At midnight, Rain bustled me out to round the ponies up while she struck camp. Why should she be so eager to warn my Brat? She would not spare me time to water the ponies, but drove the outfit hard, wasting whole hours in bad ground by starlight which in the morning we could have crossed at ease. Day broke at last, and we took up the tracks of the stolen cow. Beside them went the marks of a white man's boots, just large enough for Brat and too small for any one else. Rain trailed her travois of lodge poles and our loose ponies, to blot out those telltale signs, while I rode well ahead down the Milk River Valley, under long cliffs of castellated rock. There were orchards of wild ripe fruit, but Rain insisted on a racking pace, while the sun climbed up the eastern and down the western sky. So when the sun was waning down the west, we came upon our quarry, El Señor Don Pedro de la Mancha, with his arms round the cow's neck, sobbing bitterly.

Such was the heat, that I rode in breech clout and moccasins, the Indian war-dress. Add to that the devilish Indian war screech, and the charging horse, and you will realize that poor Brat had scarcely time to jump out of his skin with fright, before a wild and naked roaring savage galloped over him.

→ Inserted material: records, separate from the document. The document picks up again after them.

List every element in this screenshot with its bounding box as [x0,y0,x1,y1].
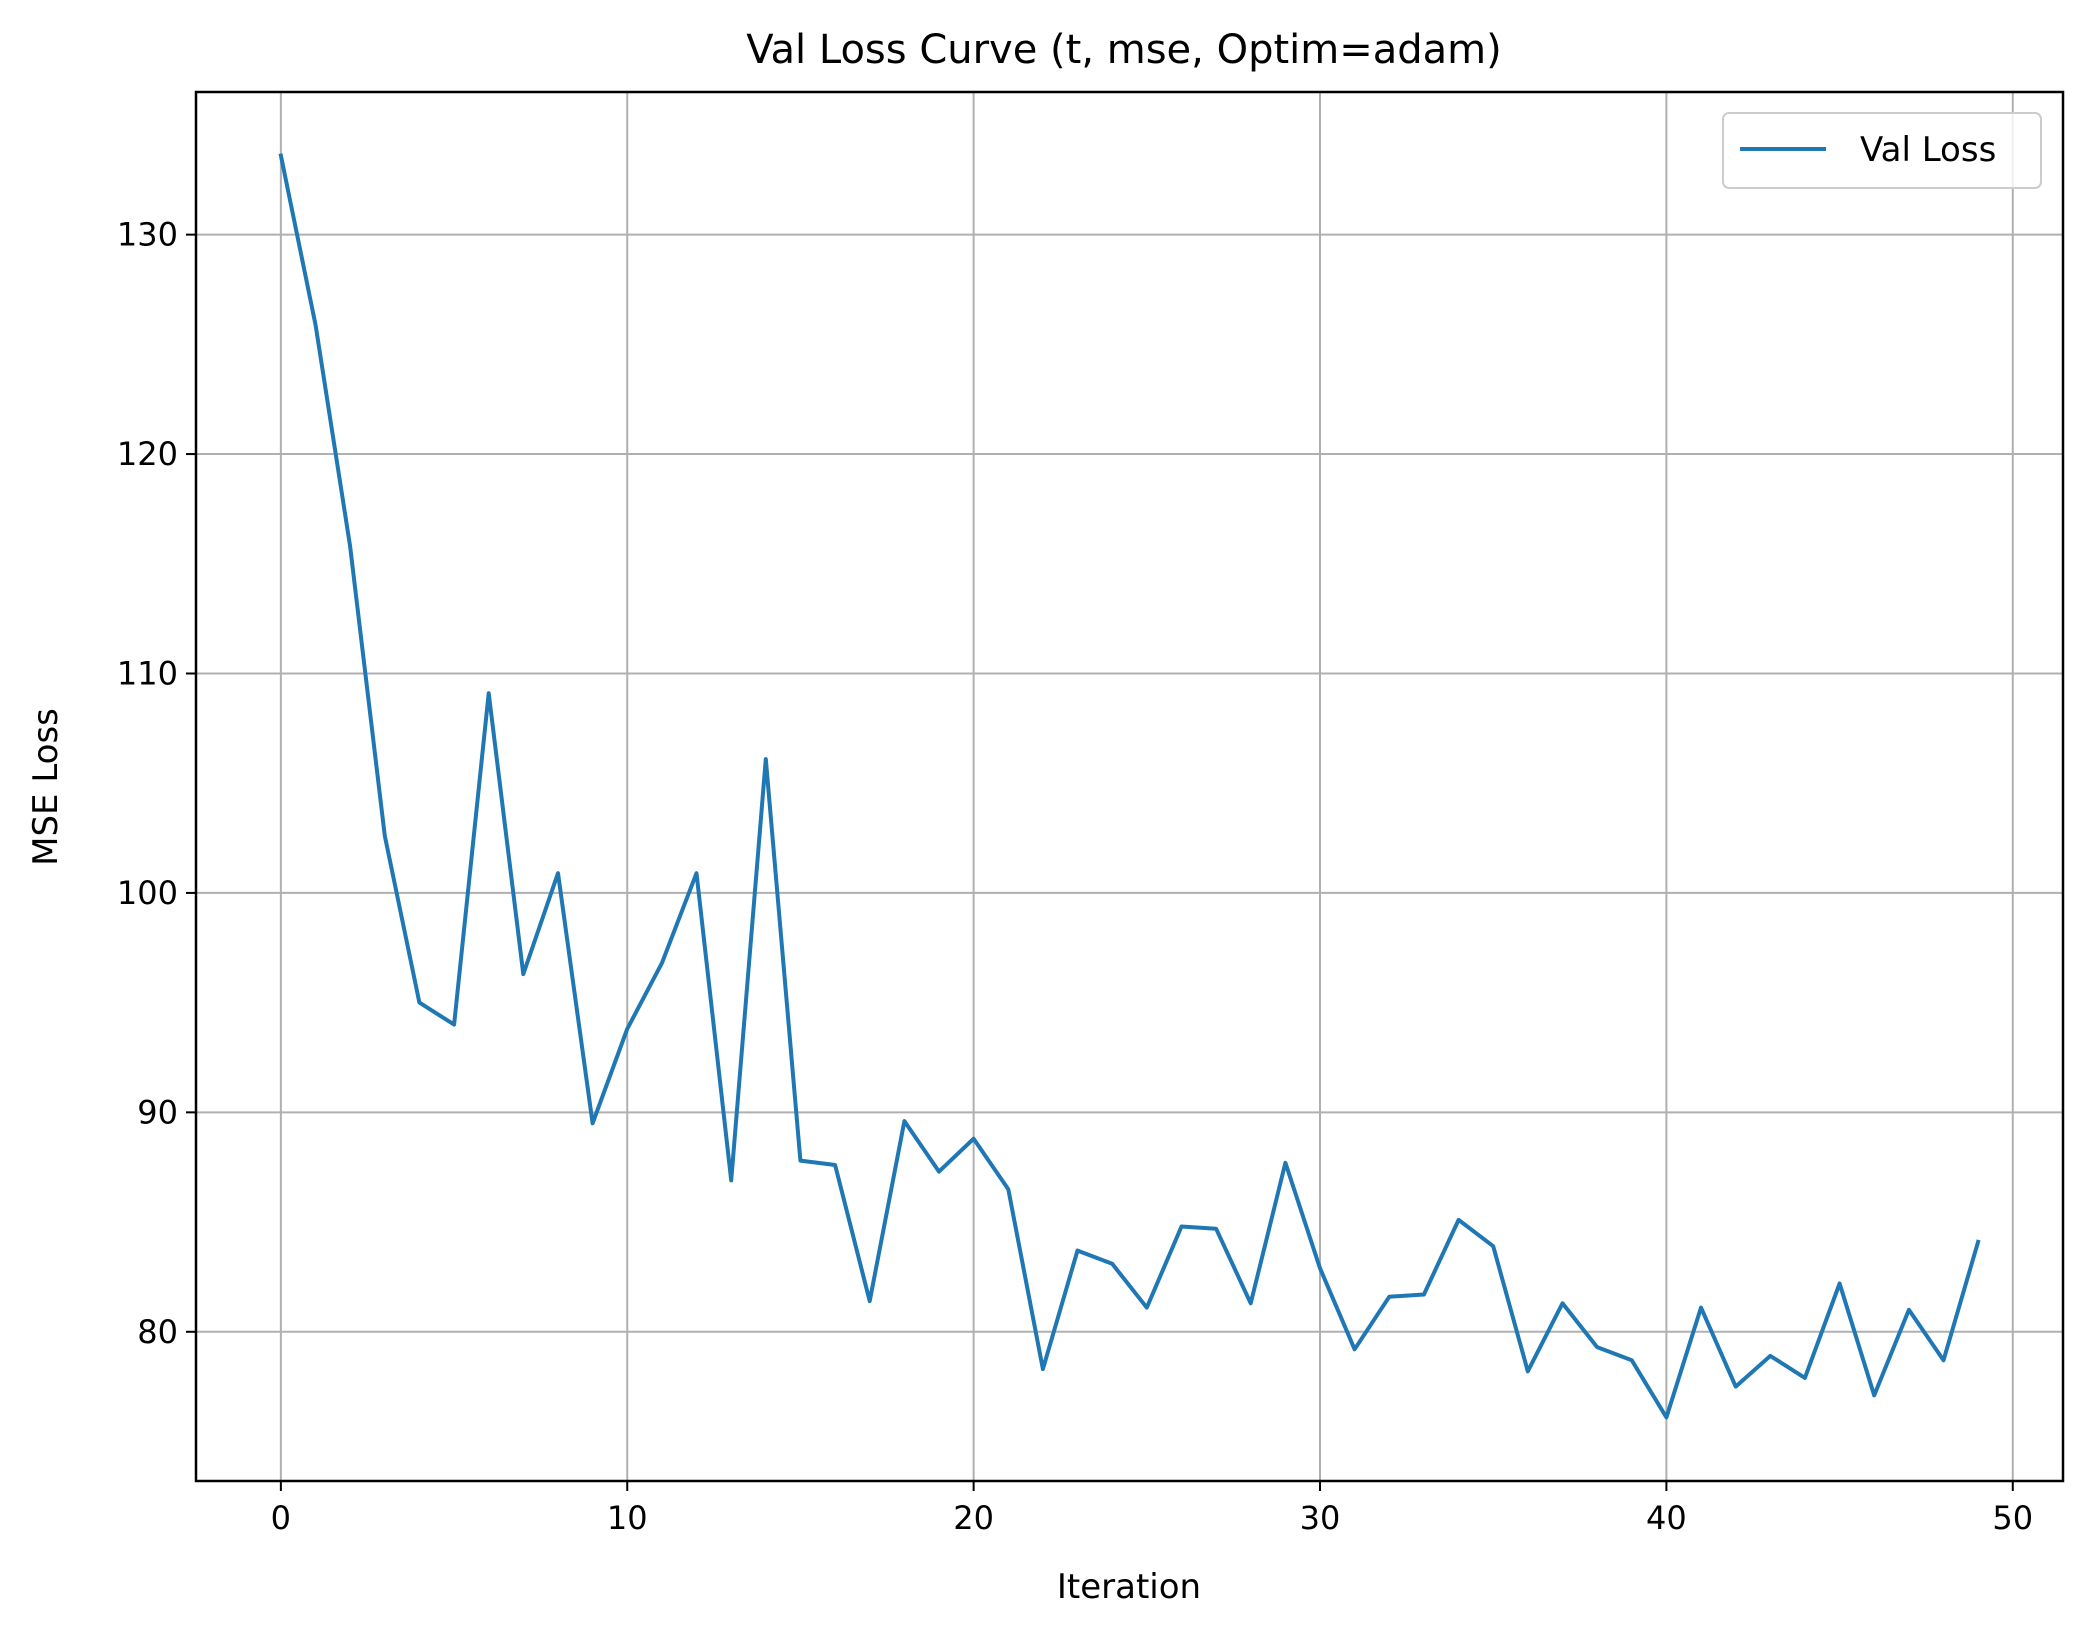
chart-title: Val Loss Curve (t, mse, Optim=adam) [746,27,1501,73]
y-tick-label: 120 [117,435,178,473]
legend-box [1722,112,2042,189]
y-axis-label: MSE Loss [26,708,66,866]
x-axis-label: Iteration [1057,1567,1201,1607]
series-line-val-loss [278,153,1981,1420]
legend: Val Loss [1722,112,2042,189]
grid [196,92,2063,1481]
y-tick-label: 90 [137,1093,178,1131]
x-tick-label: 30 [1300,1499,1341,1537]
y-tick-label: 110 [117,654,178,692]
x-tick-label: 20 [953,1499,994,1537]
y-tick-label: 130 [117,216,178,254]
x-tick-label: 40 [1646,1499,1687,1537]
plot-frame [194,90,2065,1483]
y-tick-label: 100 [117,874,178,912]
ticks: 0 10 20 30 40 50 80 90 100 110 120 130 [117,216,2033,1537]
x-tick-label: 0 [271,1499,291,1537]
series-layer [278,153,1981,1420]
y-tick-label: 80 [137,1313,178,1351]
legend-label: Val Loss [1860,130,1996,170]
x-tick-label: 50 [1992,1499,2033,1537]
x-tick-label: 10 [607,1499,648,1537]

He sat up, quite prepared for death, and yet, his nose being crushed, and his heart full of indignation, he resolved to sell his life dearly. Heroes, he remembered, in redskin fiction, always sell their lives dearly, but are never seriously killed because that would spoil the plot. The proper thing was to lug out his .44 Colt revolver with its eight and a half inch barrel and thus be prepared for great deeds of war. It was a pity that all his cartridges should be .45. Had they only fitted the gun, what a scene of blood!

"What d'ye mean by stealing cows?" I asked him. "Eh, you dirty rotter? Stand up and have yer head punched! I'll teach you to get into mischief! Now, Brat, I'm going to give you the durnedest hiding."

Yet, though I addressed the Brat in my very best Eton manner, the tone of the public schools, as proceeding from a naked savage, entirely failed to convince. It was not until I dismounted, and diligently performed my promise, and having given him a jolly good hiding, proceeded to give him some more, that Brat began dimly to realize that I was indeed his brother.

So far, dear Rain, very impatient with us, had from her saddle watched the ceremonial observances of white men, when brothers meet after long separation. Now seeing that I had dropped a tail of my false hair, she made me squat down while she hurriedly braided it on again, cooing with sympathy when she tugged too hard. Brat sat down opposite, to pant and make friends with my dog, and while his nose bled, announced that he also would turn red Indian.

I asked him, gravely, "How?"

"Then," said he, "I'll be a robber, anyway."

"Look here," said I, "you know I've come a long way and taken no end of trouble to keep you out of mischief. You're not going to play the hog. You Gadarene swine, if you're not respectable in this life, where will you go when you die?"